- NodeJS
- Express
- Postgres
- Google Map Geocode API
npm install
npm run db:reset
npm run dev
npm run test
also included postman json file for integration tests
example CURL:
curl -X POST \
http://localhost:3001/address/verify \
-H 'cache-control: no-cache' \
-H 'content-type: application/json' \
-d '[{
"address_line_one": "525 W Santa Clara St",
"city": "San Jose",
"state": "CA",
"zip_code": "95113"
}]'
- I think there are 2 approach that can be taken with this problem. First is to be less strict about how address matches to the DB dataset and what returns from google. This generally will allow more address being validated and potentially more false positive. Second is to be more strict about validation, enforce exact match, this will reject more addresses, but there won't be false positives. However, the address that does not match the official name will be reject.

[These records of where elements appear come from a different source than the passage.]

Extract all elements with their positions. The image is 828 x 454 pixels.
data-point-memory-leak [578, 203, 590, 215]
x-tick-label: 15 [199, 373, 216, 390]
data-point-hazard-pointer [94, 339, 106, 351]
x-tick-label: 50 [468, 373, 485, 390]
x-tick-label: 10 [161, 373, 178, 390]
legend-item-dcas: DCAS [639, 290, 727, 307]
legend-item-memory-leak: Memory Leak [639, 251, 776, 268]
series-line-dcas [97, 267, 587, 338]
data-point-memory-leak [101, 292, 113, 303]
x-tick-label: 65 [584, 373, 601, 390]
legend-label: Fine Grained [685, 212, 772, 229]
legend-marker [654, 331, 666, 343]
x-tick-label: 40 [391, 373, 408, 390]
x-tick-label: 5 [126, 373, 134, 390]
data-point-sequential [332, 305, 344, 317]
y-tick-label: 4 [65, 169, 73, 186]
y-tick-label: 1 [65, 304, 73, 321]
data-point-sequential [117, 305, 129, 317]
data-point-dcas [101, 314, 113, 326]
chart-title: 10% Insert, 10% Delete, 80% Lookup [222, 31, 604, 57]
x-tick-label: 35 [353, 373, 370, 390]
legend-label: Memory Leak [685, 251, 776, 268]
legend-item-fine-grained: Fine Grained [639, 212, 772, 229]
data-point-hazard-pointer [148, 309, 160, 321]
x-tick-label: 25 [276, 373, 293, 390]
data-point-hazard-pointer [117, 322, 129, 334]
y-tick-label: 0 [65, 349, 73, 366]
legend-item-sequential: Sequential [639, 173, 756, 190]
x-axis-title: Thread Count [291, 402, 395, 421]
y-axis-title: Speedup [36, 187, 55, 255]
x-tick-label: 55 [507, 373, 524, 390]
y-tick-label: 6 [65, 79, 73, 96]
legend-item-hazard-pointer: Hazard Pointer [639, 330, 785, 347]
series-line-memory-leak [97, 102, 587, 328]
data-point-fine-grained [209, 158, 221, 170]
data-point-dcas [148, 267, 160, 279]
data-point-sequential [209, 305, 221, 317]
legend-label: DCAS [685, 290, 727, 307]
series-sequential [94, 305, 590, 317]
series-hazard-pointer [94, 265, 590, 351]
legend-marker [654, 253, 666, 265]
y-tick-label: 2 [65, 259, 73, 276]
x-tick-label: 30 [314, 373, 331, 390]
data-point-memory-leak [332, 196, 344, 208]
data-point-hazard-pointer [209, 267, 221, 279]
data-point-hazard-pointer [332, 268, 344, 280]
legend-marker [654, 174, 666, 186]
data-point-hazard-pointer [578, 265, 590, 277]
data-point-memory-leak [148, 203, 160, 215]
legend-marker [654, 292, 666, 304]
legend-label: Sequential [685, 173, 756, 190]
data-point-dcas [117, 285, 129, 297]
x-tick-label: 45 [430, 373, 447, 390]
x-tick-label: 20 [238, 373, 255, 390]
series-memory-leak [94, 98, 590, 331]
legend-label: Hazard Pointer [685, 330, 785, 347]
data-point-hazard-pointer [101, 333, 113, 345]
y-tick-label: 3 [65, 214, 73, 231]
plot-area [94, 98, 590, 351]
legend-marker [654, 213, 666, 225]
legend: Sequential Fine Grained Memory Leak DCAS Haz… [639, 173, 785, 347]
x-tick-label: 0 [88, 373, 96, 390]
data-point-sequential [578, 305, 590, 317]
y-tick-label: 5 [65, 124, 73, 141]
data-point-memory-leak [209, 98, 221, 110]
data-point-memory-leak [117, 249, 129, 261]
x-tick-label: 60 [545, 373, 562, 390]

IE - Mount Laurel vs Mount Laurel Township. I took apprach #2 because it's easier to enforce strict DB and relax it later than to relax and have to clean up later.
- There are a lot of edge cases, probably more than I'm aware of, so adding a logger to log the rejected addresses and google returned address could help look at some of the rejected cases. Since google map API does fuzzy matching, it would be interesting to compare dataset and see how to relax matching function and create something more robust.
- Since the premise of this design is to be strict with data, it was important to make sure that we normalize all the data. An parsing address lib was used heavily to standarize street prefix, street type, street sufix, and state.